Hotel-Halbtax wurde zu Volltreffer

Thun

Vor sechs Jahren lancierten die beiden Thuner Ivan Schmid und Marco Zumkehr die Hotelcard. Inzwischen beschäftigt die Firma 17 Angestellte und hat bereits 160'000 Karten für Hotelübernachtungen zum halben Preis verkauft.

Sie freuen sich über den Erfolg der Hotelcard (v.?l.):?Fabio Bolognese, Ivan Schmid und Marco Zumkehr.

Sie freuen sich über den Erfolg der Hotelcard (v.?l.):?Fabio Bolognese, Ivan Schmid und Marco Zumkehr.

(Bild: Markus Hubacher)

Eigentlich hatte der Thuner Ivan Schmid mit der Hotellerie nichts am Hut. Als Gründer der Firma Comvation ist er in der IT-Branche tätig. Doch in einem ­Gespräch mit den Eltern seiner damaligen Freundin, die im Bündnerland ein Hotel führten, entstand die Idee eines Halbtax-Abonnements für Hotels.

Ausgangspunkt war die schlechte Auslastung vieler Hotels übers ganze Jahr hinweg. In Anlehnung an das Halbtax-Abonnement der SBB war die Geschäftsidee ge­boren. «Die Anfangszeit war jedoch harzig», erinnert sich Fabio Bolognese, der seit dem Anfang als CEO dabei ist und das Geschäft seit Ende 2009 aufgebaut hat.

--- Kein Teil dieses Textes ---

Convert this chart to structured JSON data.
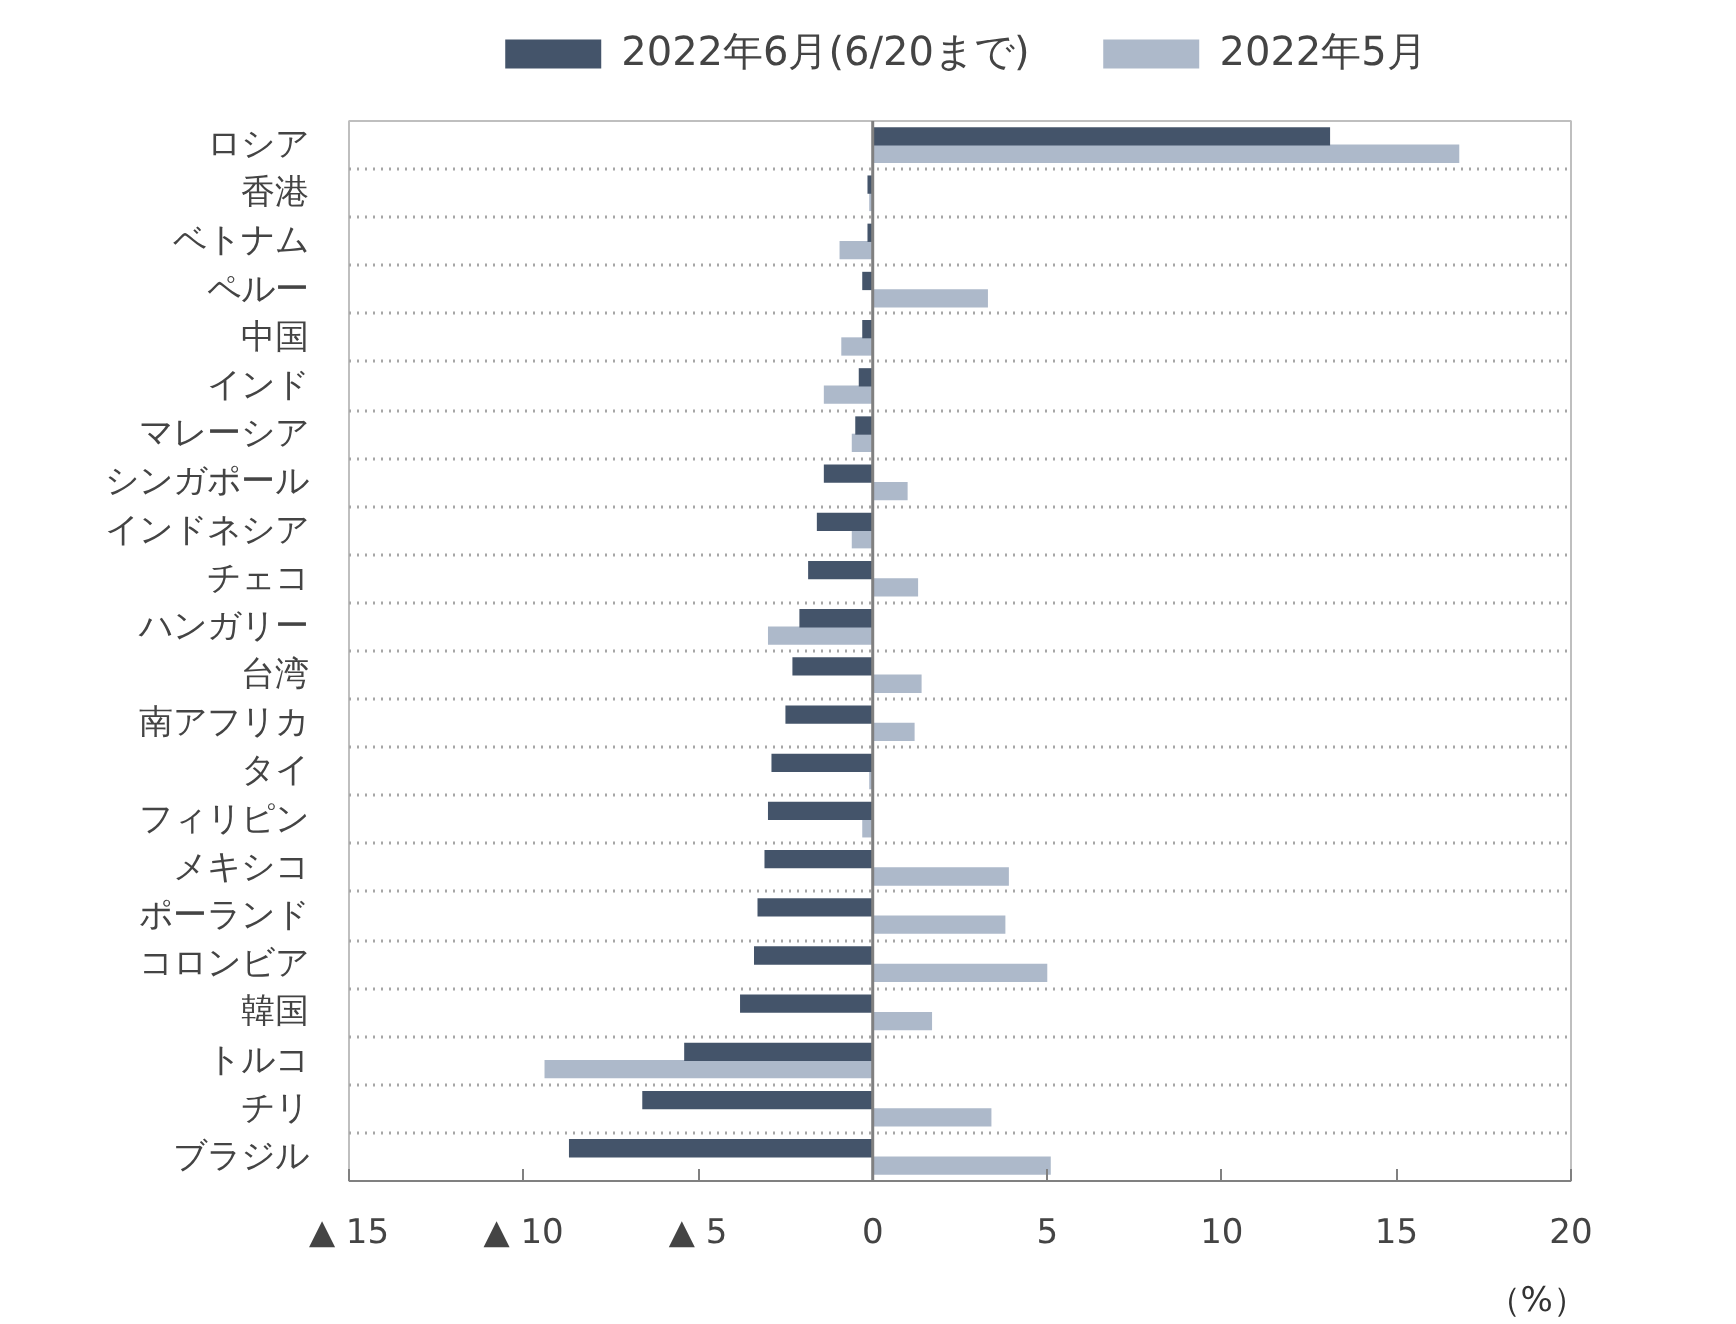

Es dauerte rund neun Monate, bis 200 Hotels einen Vertrag für die Zusammenarbeit unterzeichnet hatten und mitmachten. «Da brauchte es teilweise grosse Überzeugungsarbeit», erzählt Bolognese. Inzwischen gibt es auf der Buchungsplattform der Hotelcard 570 Hotels, davon etwa 150 auch aus dem näheren Ausland. Letztes Jahr konnten so fast 300'000 Logiernächte vermittelt werden.

Rund 100 000 Karten

Auch finanziell wurde die Idee zur Erfolgsstory. Bereits 2012 habe man die Gewinnzone erreicht. Letztes Jahr konnte der Umsatz nochmals um 58 Prozent auf gut sechs Millionen Franken gesteigert werden. «Klar wird es nicht immer so weitergehen, aber das Potenzial ist noch gross», ist Bolognese überzeugt.

Momentan seien rund 100'000 Hotelcards im Umlauf. Diese Karten, die 95 Franken kosten, bringen der Firma den Umsatz. Denn die Hotels bezahlen im Unterschied zu anderen Buchungsplattformen keine Kommissionen.

«Aufgrund des Reiseverhaltens der Schweizerinnen und Schweizer schätzen wir die Marktsättigung der Hotelcard bei 500'000 bis 800'000 Abos ein», meint Bolognese. Zudem wolle man ins grenznahe Ausland expandieren. Dazu wurde Ende 2015 eigens eine neue Firma gegründet.

Mehrumsatz für Hotels

Nicht nur für die Macher der Hotelcard, sondern auch für die beteiligten Hotels erwies sich die Idee laut Bolognese als gewinnbringend. «Unsere Partnerhotels sind sehr zufrieden, denn sie können mit dem Halbtax-Tarif Zusatzbuchungen in schwächeren Zeiten generieren», sagt Bolognese.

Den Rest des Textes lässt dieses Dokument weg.